• Marine 3 Incorrigible rêveur...

     
     
     
     
     
     

    Incorrigible rêveur…

     

    Je n’ai jamais véritablement déserté le pays de mon enfance.


    Je l’ai cru, mais je me trompais.


    J’ai fait des infidélités à Marine, qui m’avait laissé partir de l’Altheiros, mais à travers tous les visages de femmes qu’ensuite j’ai croisé, caressé, aimé, il y a toujours eu en chacune d’elles, un peu de mon elfe blanc.


    Soit un œil qui devenait humide ou brillant, soit une main compatissante qui se posait sur la mienne, soit une certaine démarche, assurée et féline, qui me rappelait mon amie...


    « Jamais de la vie, on ne l’oubliera, la première fille qu’on a pris dans ses bras… » chantait mon gentil tonton… Tu as raison Georges, on ne l’oublie pas.


    Le souvenir de mon elfe blanc, avec qui j’avais passé les plus beaux moments de mes jeunes années, m’a suivi partout et ce soir, ne sachant trop vers qui me tourner pour partager ma peine, tout naturellement, je suis allé frapper à la porte de mes rêves…


    J’ai attendu longtemps, dans le couloir sombre, de mériter d’entrer. Je savais que ce serait difficile car venir triste et désemparé dans l’Altheiros est une hérésie.


    Je craignais d’assombrir par mon humeur maussade, ce lieu paradisiaque ou tout incite au calme, à la joie, et à la sérénité.


    Mais je n’avais pas le choix, je n’avais aucun endroit ou me réfugier.


    Quand une main s’est posée sur ma nuque, j’ai sursauté et je l’ai reconnue.


    - Gilles, mon bébé, c’est toi ?


    - Marine ? C’est toi ? Tu es venue ?


    - Qu’attends tu là, dans le froid et la nuit ? Viens entre !


    - Je peux ? Tu veux bien ?


    - Mais bien sûr voyons, tu es ici chez toi, tu as oublié ?


    - Non, bien sûr que non ! Mais je n’en suis plus digne…


    - Ne dis pas de bêtises ! Viens, allons parler un peu tous les deux.


    La porte s’est ouverte sans bruit et j’ai suivi Marine dans l’Altheiros. Le crépuscule descendait dans la vallée. Les ombres s’étiraient, jouant avec les branches des arbres, dans un fond de brise vespéral. J’avais oublié combien les soirées ici sont douces et parfumées…


    - Veux tu que nous montions dans ce chêne, ou préfères tu t’asseoir à sa base ?


    - Je crois que je préfère m’asseoir. Je n’ai plus la force de grimper aux arbres…

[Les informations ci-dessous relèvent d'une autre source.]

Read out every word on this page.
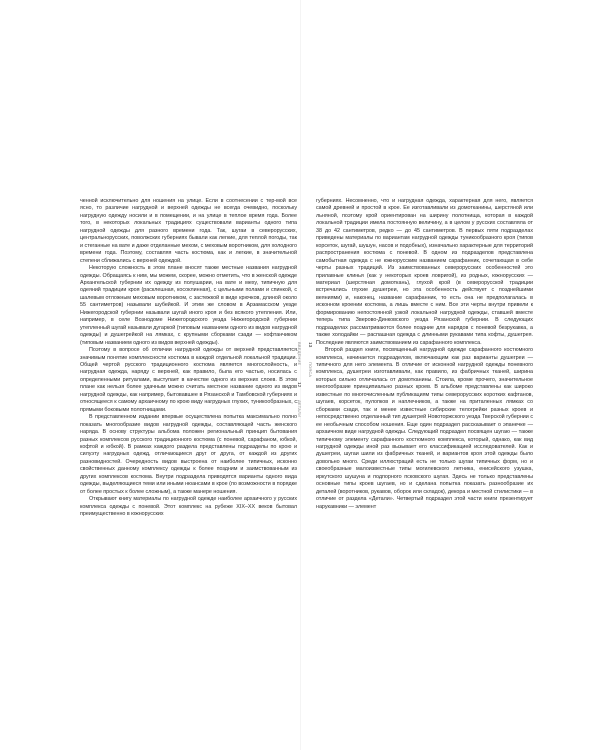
ченной исключительно для ношения на улице. Если в соотнесении с тер-мой все ясно, то различие нагрудной и верхней одежды не всегда очевидно, поскольку нагрудную одежду носили и в помещении, и на улице в теплое время года. Более того, в некоторых локальных традициях существовали варианты одного типа нагрудной одежды для разного времени года. Так, шугаи в северорусских, центральнорусских, поволжских губерниях бывали как легкие, для теплой погоды, так и стеганные на вате и даже отделанные мехом, с меховым воротником, для холодного времени года. Поэтому, составляя часть костюма, как и легкие, в значительной степени сближались с верхней одеждой.

Некоторую сложность в этом плане вносят также местные названия нагрудной одежды. Обращаясь к ним, мы можем, скорее, можно отметить, что в женской одежде Архангельской губернии их одежду из полушарии, на вате и меху, типичную для одеяний традиции кроя (расклешная, косоклинная), с цельными полами и спинкой, с шалевым отложным меховым воротником, с застежкой в виде крючков, длиной около 55 сантиметров) называли шубейкой. И этим же словом в Арзамасском уезде Нижегородской губернии называли шугай иного кроя и без всякого утепления. Или, например, в селе Вознодоме Нижегородского уезда Нижегородской губернии утепленный шугай называли дугаркой (типовым названием одного из видов нагрудной одежды) и душегрейкой на лямках, с крупными сборками сзади — кофтанчиком (типовым названием одного из видов верхней одежды).

Поэтому в вопросе об отличии нагрудной одежды от верхней представляется значимым понятие комплексности костюма в каждой отдельной локальной традиции. Общей чертой русского традиционного костюма является многослойность, и нагрудная одежда, наряду с верхней, как правило, была его частью, носилась с определенными ритуалами, выступает в качестве одного из верхних слоев. В этом плане как нельзя более удачным можно считать местное название одного из видов нагрудной одежды, как например, бытовавшее в Рязанской и Тамбовской губерниях и относящееся к самому архаичному по крою виду нагрудных глухих, туникообразных, с прямыми боковыми полотнищами.

В представленном издании впервые осуществлена попытка максимально полно показать многообразие видов нагрудной одежды, составляющей часть женского наряда. В основу структуры альбома положен региональный принцип бытования разных комплексов русского традиционного костюма (с поневой, сарафаном, юбкой, кофтой и юбкой). В рамках каждого раздела представлены подразделы по крою и силуэту нагрудных одежд, отличающиеся друг от друга, от каждой из других разновидностей. Очередность видов выстроена от наиболее типичных, исконно свойственных данному комплексу одежды к более поздним и заимствованным из других комплексов костюма. Внутри подраздела приводятся варианты одного вида одежды, выделяющиеся теми или иными нюансами в крое (по возможности в порядке от более простых к более сложным), а также манере ношения.

Открывают книгу материалы по нагрудной одежде наиболее архаичного у русских комплекса одежды с поневой. Этот комплекс на рубеже XIX–XX веков бытовал преимущественно в южнорусских

ВВЕДЕНИЕ
12
ДЕТАЛИ
13
ПОЯСА

губерниях. Несомненно, что и нагрудная одежда, характерная для него, является самой древней и простой в крое. Ее изготавливали из домотканины, шерстяной или льняной, поэтому крой ориентирован на ширину полотнища, которая в каждой локальной традиции имела постоянную величину, а в целом у русских составляла от 38 до 42 сантиметров, редко — до 45 сантиметров. В первых пяти подразделах приведены материалы по вариантам нагрудной одежды туникообразного кроя (типов корсеток, шугай, шушун, насов и подобных), изначально характерные для территорий распространения костюма с поневой. В одном из подразделов представлена самобытная одежда с не южнорусским названием сарафанник, сочетающая в себе черты разных традиций. Из заимствованных северорусских особенностей это прилавные клинья (как у некоторых кроев ловригой), из родных, южнорусских — материал (шерстяная домоткань), глухой крой (в северорусской традиции встречались глухие душегреи, но эта особенность действует с позднейшими веяниями) и, наконец, название сарафанник, то есть она не предполагалась в исконном кроении костюма, а лишь вместе с ним. Все эти черты внутри привели к формированию непостоянной узкой локальной нагрудной одежды, ставшей вместе теперь типа Зверово-Динковского уезда Рязанской губернии. В следующих подразделах рассматриваются более поздние для нарядов с поневой безрукавка, а также холодайки — распашная одежда с длинными рукавами типа кофты, душегрея. Последние являются заимствованием из сарафанного комплекса.

Второй раздел книги, посвященный нагрудной одежде сарафанного костюмного комплекса, начинается подразделом, включающим как раз варианты душегреи — типичного для него элемента. В отличие от исконной нагрудной одежды поневного комплекса, душегреи изготавливали, как правило, из фабричных тканей, ширина которых сильно отличалась от домотканины. Стоила, кроме прочего, значительное многообразие принципиально разных кроев. В альбоме представлены как широко известные по многочисленным публикациям типы северорусских коротких кафтанов, шугаев, корсеток, пулопков и наплечников, а также на приталенных лямках со сборками сзади, так и менее известные сибирские телогрейки разных кроев и непосредственно отделанный тип душегрей Новоторжского уезда Тверской губернии с ее необычным способом ношения. Еще один подраздел рассказывает о эпанечке — архаичном виде нагрудной одежды. Следующий подраздел посвящен шугаю — также типичному элементу сарафанного костюмного комплекса, который, однако, как вид нагрудной одежды иной раз вызывает его классификацией исследователей. Как и душегреи, шугаи шили из фабричных тканей, и вариантов кроя этой одежды было довольно много. Среди иллюстраций есть не только шугаи типичных форм, но и своеобразные малоизвестные типы могилевского летника, енисейского узушка, иркутского шушуна и подпорного псковского шугая. Здесь не только представлены основные типы кроев шугаев, но и сделана попытка показать разнообразие их деталей (воротников, рукавов, оборок или складок), декора и местной стилистики — в отличие от раздела «Детали». Четвертый подраздел этой части книги презентирует нарукавники — элемент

    - Allons donc ! Faut il que tu sois mal en toi-même, pour oublier à ce point qu’ici tout est possible. Et qu’il suffit de vouloir…


    - Oui, c’est vrai !... Tu vois, même prés de toi, en ce lieu magique, je ne parviens pas à oublier.


    - Raconte moi ce qui t’arrive. Comme avant. Comme quand tu étais gosse et que tu m’avais raconté la mer ... Ça fait du bien de parler.


    - Oui, surtout à toi, ma douce, ma tendre, ma fidèle amie. Toi que j’ai aimé dés que je t’ai vue et que j’aime encore plus que tout au monde…


    - Tsssssss ! Gilles. Ne dis pas de sottises ! J’ai 4852 ans de plus que toi ! Dis moi plutôt pourquoi tu es revenu.


    - Je croyais avec le temps, être devenu sage, Marine. Je croyais être fort. Du moins suffisamment. Je croyais avoir suffisamment appris pour me penser à l’abri des coups.

    J’ai donc ouvert l’armure. J’ai fait comme si je n’avais rien à craindre. J’ai joué… J’ai laissé la bride sur le cou à mon désir, j’ai abandonné toute vigilance. Et donc, comme c’était prévisible, j’ai perdu, et je suis tombé…


    - Une femme ?  N’est ce pas ?


    - Bien sûr, Marine. Que veux tu que ce soit d’autre ? Qu’est ce qui pourrait me faire encore rêver, larguer les amarres, si ce n’est la beauté et l’amour ?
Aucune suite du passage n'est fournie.